Vídeo: PMs armados com fuzis entram em luta corporal com suspeito no Alemão

Segundo a UPP, homem tentou fugir de abordagem e pegar pistola durante a briga. Procedimento interno vai analisar conduta dos policiais
10 jan 2018

Em um dia e horário de grande movimento na principal via que corta o Complexo do Alemão, a Estrada do Itararé, policiais armados com fuzis entraram em luta corporal com um suspeito, no último sábado. O vídeo que circula na Internet impressiona e a ação poderia ter terminado em uma tragédia.

Enquanto os dois policiais tentam imobilizar o homem, que resiste à abordagem, diversos curiosos ao redor acompanham o fato, filmam, enquanto outros desviam com medo de um disparo acontecer a qualquer momento. O local fica em frente a vários comércios e do lado de um ponto de ônibus.

De acordo com o comando da UPP do Complexo do Alemão, os policiais estavam na esquina da Estrada do Itararé com a Rua Joaquim de Queiroz quando viram o homem em “atitude suspeita”, por volta de 13h30. Ainda segundo nota enviada à reportagem, o suspeito tentou fugir e foi contido pelos PMs.

Ainda de acordo com a UPP, o suspeito tentou pegar a pistola de um dos policiais durante a briga. Em certo momento do vídeo, um homem que assistia à cena parece retirar a arma do chão para colocar em um local seguro.

Confira o vídeo:

Questionada sobre a abordagem dos policiais, a UPP disse que eles “utilizaram os meios necessários para conter o detido.” O homem foi levado para a Unidade de Pronto Atendimento (UPA) do Alemão e depois para a 45ª DP (Complexo do Alemão), onde o caso foi registrado.
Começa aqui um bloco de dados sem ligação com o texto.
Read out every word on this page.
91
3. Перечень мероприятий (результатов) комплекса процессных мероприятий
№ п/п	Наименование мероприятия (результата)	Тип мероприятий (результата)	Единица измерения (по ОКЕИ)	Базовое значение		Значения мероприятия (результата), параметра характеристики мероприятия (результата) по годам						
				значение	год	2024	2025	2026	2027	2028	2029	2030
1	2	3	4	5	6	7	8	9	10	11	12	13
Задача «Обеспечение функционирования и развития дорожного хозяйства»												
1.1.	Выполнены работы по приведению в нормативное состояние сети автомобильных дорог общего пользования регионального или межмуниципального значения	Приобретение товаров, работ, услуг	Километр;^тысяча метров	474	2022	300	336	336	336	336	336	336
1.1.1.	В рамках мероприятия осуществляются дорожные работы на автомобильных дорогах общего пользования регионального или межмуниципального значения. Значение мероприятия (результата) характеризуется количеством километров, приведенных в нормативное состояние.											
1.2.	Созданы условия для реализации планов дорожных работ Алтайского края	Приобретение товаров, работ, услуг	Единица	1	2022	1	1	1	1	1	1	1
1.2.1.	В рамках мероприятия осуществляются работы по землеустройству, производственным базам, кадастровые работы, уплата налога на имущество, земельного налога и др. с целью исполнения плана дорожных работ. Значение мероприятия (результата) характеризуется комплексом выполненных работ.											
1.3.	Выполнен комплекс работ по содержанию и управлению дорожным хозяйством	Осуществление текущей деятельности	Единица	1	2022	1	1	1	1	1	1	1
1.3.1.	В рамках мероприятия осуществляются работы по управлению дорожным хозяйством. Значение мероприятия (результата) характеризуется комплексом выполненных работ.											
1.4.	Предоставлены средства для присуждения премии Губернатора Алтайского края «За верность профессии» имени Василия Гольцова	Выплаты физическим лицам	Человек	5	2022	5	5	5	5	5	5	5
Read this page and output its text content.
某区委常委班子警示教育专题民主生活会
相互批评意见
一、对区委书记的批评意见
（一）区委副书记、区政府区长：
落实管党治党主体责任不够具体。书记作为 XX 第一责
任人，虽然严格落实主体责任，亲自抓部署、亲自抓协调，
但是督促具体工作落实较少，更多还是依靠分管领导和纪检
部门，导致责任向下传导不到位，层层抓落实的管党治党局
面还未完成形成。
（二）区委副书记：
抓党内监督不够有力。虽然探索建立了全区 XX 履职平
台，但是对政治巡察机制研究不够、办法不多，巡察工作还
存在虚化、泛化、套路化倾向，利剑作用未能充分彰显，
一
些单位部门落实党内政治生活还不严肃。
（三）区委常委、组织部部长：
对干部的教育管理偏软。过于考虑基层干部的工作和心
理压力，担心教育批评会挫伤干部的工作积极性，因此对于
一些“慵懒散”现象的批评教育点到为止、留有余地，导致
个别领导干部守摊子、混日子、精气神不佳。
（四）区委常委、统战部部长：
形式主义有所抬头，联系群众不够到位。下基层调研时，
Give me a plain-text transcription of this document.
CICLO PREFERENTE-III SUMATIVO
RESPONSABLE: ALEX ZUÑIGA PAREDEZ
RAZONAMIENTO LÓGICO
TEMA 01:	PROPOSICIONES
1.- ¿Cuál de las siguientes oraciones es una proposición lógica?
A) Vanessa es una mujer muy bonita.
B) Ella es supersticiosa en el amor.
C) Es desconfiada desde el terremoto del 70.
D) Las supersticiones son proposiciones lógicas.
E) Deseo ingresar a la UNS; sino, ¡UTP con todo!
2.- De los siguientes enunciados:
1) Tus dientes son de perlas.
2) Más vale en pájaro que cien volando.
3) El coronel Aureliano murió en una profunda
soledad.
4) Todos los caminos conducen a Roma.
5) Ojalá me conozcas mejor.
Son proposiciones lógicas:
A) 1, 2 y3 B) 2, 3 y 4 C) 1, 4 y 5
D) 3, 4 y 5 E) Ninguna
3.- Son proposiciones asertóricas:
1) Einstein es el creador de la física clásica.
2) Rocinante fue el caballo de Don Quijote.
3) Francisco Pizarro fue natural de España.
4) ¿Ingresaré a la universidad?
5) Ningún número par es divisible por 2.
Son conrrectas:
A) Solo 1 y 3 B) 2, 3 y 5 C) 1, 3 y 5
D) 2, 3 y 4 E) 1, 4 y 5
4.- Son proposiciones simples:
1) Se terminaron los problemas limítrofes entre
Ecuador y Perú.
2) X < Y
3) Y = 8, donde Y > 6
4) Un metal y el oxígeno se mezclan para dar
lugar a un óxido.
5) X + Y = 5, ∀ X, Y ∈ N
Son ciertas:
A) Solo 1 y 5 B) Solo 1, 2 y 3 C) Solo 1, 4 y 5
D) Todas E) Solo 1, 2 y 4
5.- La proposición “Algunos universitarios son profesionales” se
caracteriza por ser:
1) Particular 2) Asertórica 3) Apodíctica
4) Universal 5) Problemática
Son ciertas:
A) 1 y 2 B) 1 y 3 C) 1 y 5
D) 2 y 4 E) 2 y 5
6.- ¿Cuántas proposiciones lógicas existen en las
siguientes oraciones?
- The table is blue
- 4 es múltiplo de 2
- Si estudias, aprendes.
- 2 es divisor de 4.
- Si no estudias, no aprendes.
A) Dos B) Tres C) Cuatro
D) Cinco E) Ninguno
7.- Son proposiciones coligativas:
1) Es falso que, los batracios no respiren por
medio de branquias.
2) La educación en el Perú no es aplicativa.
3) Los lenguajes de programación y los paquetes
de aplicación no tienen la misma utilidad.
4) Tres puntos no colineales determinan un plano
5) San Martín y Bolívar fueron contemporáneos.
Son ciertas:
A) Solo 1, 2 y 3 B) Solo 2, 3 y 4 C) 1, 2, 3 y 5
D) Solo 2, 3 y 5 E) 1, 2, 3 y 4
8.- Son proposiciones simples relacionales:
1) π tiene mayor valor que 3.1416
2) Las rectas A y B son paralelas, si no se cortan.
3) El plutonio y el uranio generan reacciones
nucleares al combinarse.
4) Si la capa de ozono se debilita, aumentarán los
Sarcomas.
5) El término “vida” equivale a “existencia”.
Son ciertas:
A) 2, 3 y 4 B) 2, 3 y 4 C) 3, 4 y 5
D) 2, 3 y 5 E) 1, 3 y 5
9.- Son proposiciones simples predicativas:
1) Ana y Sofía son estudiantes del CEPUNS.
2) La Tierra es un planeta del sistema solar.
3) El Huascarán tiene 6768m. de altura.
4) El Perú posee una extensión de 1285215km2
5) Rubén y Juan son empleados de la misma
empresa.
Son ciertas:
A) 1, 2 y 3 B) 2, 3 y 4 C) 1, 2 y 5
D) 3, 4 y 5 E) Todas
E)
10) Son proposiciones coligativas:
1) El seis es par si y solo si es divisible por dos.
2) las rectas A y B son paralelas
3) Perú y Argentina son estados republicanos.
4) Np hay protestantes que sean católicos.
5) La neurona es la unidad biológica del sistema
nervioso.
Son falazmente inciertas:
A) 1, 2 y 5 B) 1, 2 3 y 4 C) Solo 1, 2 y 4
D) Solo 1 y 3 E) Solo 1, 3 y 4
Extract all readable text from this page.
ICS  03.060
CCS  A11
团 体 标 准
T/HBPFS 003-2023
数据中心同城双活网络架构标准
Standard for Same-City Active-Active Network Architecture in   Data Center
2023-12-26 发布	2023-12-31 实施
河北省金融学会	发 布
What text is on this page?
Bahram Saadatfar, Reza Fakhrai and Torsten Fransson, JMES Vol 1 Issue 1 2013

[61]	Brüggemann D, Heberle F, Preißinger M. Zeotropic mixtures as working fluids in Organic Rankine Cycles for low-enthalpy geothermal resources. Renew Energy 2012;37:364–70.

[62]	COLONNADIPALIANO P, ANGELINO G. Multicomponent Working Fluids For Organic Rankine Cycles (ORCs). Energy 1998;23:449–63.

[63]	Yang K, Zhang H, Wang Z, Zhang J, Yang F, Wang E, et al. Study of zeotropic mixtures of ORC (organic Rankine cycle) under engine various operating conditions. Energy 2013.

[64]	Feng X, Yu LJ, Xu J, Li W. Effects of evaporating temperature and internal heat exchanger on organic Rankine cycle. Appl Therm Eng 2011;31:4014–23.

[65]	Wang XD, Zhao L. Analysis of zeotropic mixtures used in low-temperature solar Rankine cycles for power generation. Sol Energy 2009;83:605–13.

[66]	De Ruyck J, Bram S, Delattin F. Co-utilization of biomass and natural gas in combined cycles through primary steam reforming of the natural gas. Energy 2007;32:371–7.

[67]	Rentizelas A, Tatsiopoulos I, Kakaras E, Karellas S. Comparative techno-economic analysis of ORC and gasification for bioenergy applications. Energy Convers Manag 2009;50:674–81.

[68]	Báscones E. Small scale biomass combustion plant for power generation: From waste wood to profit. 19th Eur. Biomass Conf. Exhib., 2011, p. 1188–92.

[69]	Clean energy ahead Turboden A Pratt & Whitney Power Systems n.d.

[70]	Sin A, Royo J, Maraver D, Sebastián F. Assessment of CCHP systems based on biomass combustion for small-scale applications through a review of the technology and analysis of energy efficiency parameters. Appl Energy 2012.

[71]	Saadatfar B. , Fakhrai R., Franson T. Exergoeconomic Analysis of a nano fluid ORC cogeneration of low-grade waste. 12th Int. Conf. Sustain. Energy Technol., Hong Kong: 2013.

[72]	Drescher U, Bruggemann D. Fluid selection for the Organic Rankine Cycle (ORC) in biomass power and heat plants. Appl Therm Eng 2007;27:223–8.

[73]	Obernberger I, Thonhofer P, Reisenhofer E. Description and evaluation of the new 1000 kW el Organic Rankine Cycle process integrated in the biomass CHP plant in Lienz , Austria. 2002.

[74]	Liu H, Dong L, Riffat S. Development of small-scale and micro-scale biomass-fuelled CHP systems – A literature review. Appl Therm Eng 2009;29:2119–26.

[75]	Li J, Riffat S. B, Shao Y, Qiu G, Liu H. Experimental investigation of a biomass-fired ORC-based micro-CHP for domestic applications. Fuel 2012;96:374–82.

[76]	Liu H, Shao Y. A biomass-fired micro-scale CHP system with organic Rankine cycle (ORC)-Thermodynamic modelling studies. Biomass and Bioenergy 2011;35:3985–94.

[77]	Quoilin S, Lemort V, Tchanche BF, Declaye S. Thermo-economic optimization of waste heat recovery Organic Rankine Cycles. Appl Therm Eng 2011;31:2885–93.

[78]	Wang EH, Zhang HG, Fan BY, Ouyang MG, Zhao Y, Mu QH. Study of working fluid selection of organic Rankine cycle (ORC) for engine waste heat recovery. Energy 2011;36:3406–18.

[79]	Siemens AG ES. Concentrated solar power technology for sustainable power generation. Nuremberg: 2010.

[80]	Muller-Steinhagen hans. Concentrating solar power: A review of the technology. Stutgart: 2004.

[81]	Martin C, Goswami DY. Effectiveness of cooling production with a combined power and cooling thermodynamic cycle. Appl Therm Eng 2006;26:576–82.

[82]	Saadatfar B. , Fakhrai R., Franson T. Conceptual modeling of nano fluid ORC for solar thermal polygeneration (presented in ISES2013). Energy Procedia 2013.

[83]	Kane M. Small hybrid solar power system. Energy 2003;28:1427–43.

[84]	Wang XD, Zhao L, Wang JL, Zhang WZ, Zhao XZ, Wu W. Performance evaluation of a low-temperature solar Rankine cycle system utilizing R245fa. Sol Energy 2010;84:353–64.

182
Procurada, a Polícia Civil não informou como foi registrada a ocorrência na delegacia contra o suspeito e nem se os policiais serão investigados. “Esse caso de prisão efetuada pela PM está sendo investigado, mas a Polícia Civil não tem informações para repassar à imprensa”, limitou-se.

O Defezap, sistema que denuncia violência cometida por agentes do estado, também apurou o caso e o encaminhou para o Ministério Público do Rio (MPRJ), órgão responsável pelo controle externo da atividade policial. Procurado, o MP ainda não se pronunciou.